Posted: Friday, September 30, 2022
Gallbladder cancer has been found to be associated with a high risk of recurrence and mortality. Thus, Timothy M. Pawlik, MD, PhD, MPH, of The Ohio State University Wexner Medical Center, Columbus, and colleagues used a machine-based learning approach to preoperatively stratify patients into distinct prognostic groups. The results of this analysis were published in the journal HPB.
“Characterizing patient prognosis with machine learning tools may help physicians provide more patient-centered care,” the investigators concluded.
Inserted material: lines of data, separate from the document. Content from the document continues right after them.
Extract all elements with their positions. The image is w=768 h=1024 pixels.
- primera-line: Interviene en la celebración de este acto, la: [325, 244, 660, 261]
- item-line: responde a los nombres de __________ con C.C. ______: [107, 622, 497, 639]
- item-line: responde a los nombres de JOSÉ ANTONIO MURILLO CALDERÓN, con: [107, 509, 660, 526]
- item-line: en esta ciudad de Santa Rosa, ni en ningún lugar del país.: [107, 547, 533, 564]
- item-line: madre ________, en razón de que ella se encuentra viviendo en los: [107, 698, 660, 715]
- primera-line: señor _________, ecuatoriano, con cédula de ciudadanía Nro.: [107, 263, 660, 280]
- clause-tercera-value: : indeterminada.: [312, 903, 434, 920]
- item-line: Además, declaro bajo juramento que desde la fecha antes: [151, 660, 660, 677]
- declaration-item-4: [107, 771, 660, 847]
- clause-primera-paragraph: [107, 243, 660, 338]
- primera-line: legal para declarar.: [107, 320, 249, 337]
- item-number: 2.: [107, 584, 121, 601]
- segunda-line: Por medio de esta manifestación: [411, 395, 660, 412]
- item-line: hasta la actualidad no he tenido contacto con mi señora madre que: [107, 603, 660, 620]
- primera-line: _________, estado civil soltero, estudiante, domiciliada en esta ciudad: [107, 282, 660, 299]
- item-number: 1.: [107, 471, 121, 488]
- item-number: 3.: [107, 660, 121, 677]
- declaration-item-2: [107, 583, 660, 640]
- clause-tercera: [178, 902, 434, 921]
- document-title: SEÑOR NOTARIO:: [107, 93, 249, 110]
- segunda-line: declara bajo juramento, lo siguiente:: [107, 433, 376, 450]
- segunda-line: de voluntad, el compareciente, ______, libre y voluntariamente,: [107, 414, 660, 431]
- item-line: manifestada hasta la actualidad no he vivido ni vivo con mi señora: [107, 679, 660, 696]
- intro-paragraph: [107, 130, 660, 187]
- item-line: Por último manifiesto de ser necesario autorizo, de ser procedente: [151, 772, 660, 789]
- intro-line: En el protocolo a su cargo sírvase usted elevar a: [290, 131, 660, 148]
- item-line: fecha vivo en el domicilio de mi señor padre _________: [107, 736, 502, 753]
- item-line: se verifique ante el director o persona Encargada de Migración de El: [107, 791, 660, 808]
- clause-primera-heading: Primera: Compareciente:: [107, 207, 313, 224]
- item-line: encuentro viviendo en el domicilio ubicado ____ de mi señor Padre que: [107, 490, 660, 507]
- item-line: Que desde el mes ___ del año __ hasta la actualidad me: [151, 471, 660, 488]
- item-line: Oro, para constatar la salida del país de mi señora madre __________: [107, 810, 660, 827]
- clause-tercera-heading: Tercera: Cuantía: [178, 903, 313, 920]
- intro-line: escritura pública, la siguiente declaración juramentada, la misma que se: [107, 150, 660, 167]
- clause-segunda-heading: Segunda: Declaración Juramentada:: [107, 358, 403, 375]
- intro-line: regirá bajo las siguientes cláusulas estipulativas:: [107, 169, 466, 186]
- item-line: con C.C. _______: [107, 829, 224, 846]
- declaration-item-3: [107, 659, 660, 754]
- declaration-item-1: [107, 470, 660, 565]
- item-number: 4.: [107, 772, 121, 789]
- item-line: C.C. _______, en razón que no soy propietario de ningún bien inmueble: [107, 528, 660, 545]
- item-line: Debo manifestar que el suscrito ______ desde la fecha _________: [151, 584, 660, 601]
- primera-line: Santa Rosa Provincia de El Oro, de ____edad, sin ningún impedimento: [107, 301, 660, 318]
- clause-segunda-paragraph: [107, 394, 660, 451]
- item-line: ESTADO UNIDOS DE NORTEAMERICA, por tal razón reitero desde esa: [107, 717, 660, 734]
Using a multi-institutional database, the investigators identified patients undergoing curative-intent resection of gallbladder cancer. Based on a classification and regression tree analysis, tumor size, biliary drainage, carbohydrate antigen 19-9 (CA 19-9) levels, and neutrophil-lymphocyte ratio were identified as the factors most strongly associated with overall survival. Approximately two-thirds of patients (66.9%) were female, and 72% were White. In addition, 86.8% of patients had cholecystectomy, with 84.9% having achieved an R0 margin status. Almost all patients (95.9%) had not received neoadjuvant chemotherapy.
Machine learning classified patients into four prognostic groups: neutrophil-lymphocyte ratio ≤ 1.5, CA 19-9 level ≤ 20 U/mL, no drainage, and tumor size < 5.0 cm (group 1; n = 109); neutrophil-lymphocyte ratio > 1.5, CA 19-9 level ≤ 20 U/mL, no drainage, and tumor size < 5.0 cm (group 2; n = 88); CA 19-9 level > 20 U/mL, no drainage, and tumor size < 5.0 cm (group 3; n = 46); tumor size < 5.0 cm with drainage or tumor size ≥ 5.0 cm (group 4; n = 77). The median duration of overall survival decreased incrementally with classification and regression tree group designation (59.5, 27.6, 20.6, and 12.1 months, respectively; P < .0001).
“The use of artificial intelligence and machine learning to develop risk stratification models may help identify high-risk patients who may benefit the most from neoadjuvant and adjuvant chemotherapy,” the study authors concluded.
Disclosure: For full disclosures of the study authors, visit hpbonline.org.